In 2010, ProPublica ramped up efforts to diversify its funding. Within a few years, the Sandlers’ contribution shrank from 85% of ProPublica’s budget to 10%. Even as ProPublica’s budget has grown — it approaches $50 million this year — it has run an operating surplus every year.
As ProPublica grew, its influence spread. Engelberg recalled getting calls from aspiring newsroom founders from as far away as Israel, China and Australia. In the U.S., nonprofit newsrooms sprang up by the hundreds. Some, like The Texas Tribune and The Marshall Project, took inspiration from ProPublica.
The success of ProPublica and some of its peers has sparked unqualified support for nonprofit models in some media circles, leaving for-profits feeling pressured to justify their structure. But nonprofit status isn’t a panacea, and many nonprofit newsrooms have shuttered. What ProPublica showed was that the model can work and that audiences will pay for excellence.
Early on in ProPublica’s history, it began publishing reports detailing the impacts its stories had.

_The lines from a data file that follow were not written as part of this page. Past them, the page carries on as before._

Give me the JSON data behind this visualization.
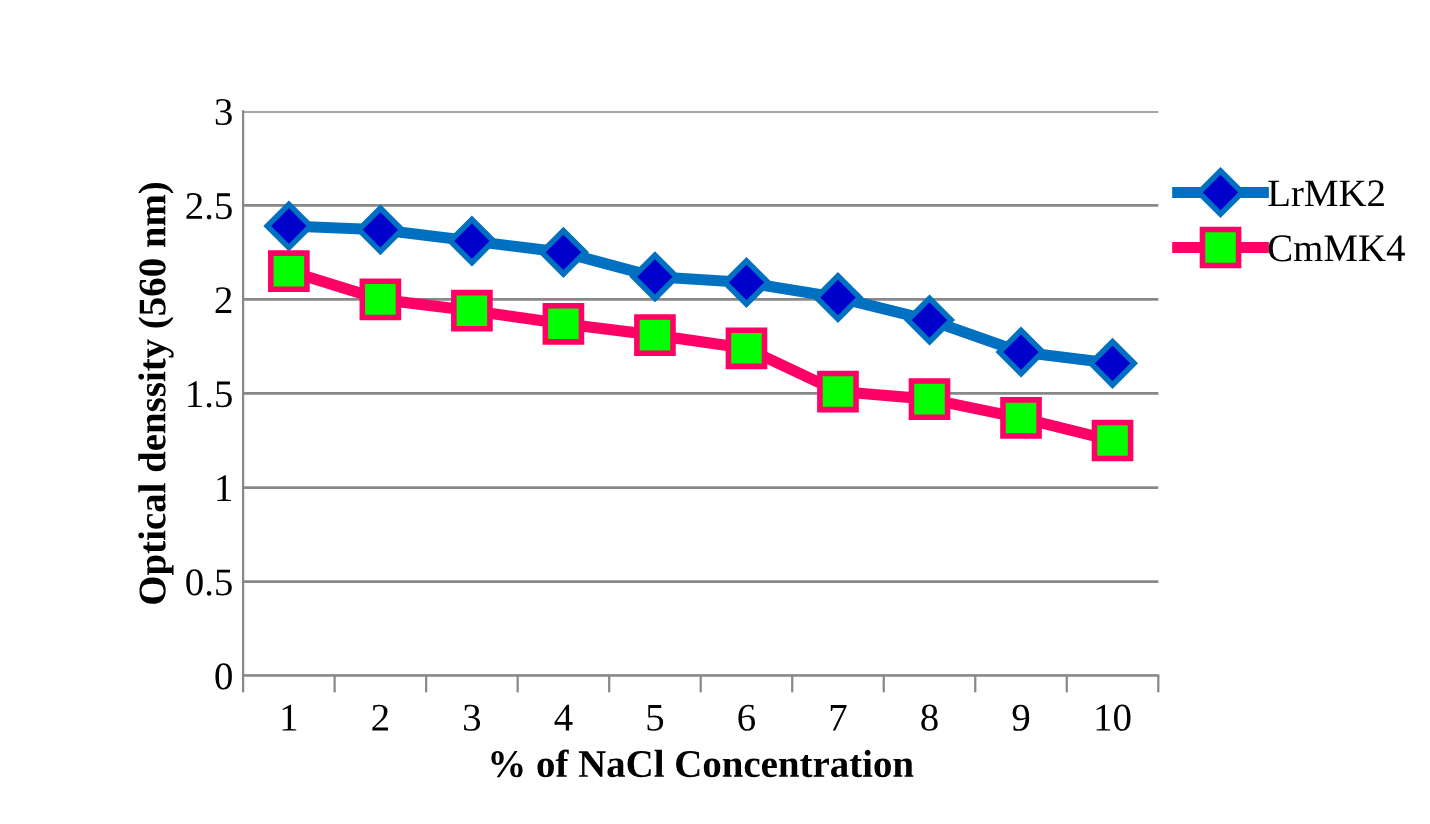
{
  "chart_data": {
    "type": "line",
    "xlabel": "% of NaCl Concentration",
    "ylabel": "Optical denssity (560 nm)",
    "categories": [
      "1",
      "2",
      "3",
      "4",
      "5",
      "6",
      "7",
      "8",
      "9",
      "10"
    ],
    "series": [
      {
        "name": "LrMK2",
        "color": "#0070c0",
        "marker": "diamond",
        "values": [
          2.39,
          2.37,
          2.31,
          2.25,
          2.12,
          2.09,
          2.01,
          1.89,
          1.72,
          1.66
        ]
      },
      {
        "name": "CmMK4",
        "color": "#ff0066",
        "marker": "square",
        "values": [
          2.15,
          2.0,
          1.94,
          1.87,
          1.81,
          1.74,
          1.51,
          1.47,
          1.37,
          1.25
        ]
      }
    ],
    "ylim": [
      0,
      3
    ],
    "yticks": [
      0,
      0.5,
      1,
      1.5,
      2,
      2.5,
      3
    ],
    "grid": "y",
    "legend": "right",
    "line_style": "solid"
  }
}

The latest report, for example, highlights a Senate Judiciary Committee investigation into Supreme Court Justice Clarence Thomas as a result of ProPublica’s reporting on undisclosed gifts to the justice.
The decision to measure success by impact — not clicks, pageviews, ad sales, subscriptions or any other metric — is ProPublica’s other major contribution to nonprofit journalism, said Engelberg.
“If you can show that what you are doing makes a difference and has impact, you will get more donors,” Engelberg said. “Every year that we did really important investigative reporting, the donations went up.”
“There’s a correlation between journalistic quality and economic outcome,” he added, “and that is really exciting. I think we certainly paved the way a bit in that regard, and I’m proud of that.”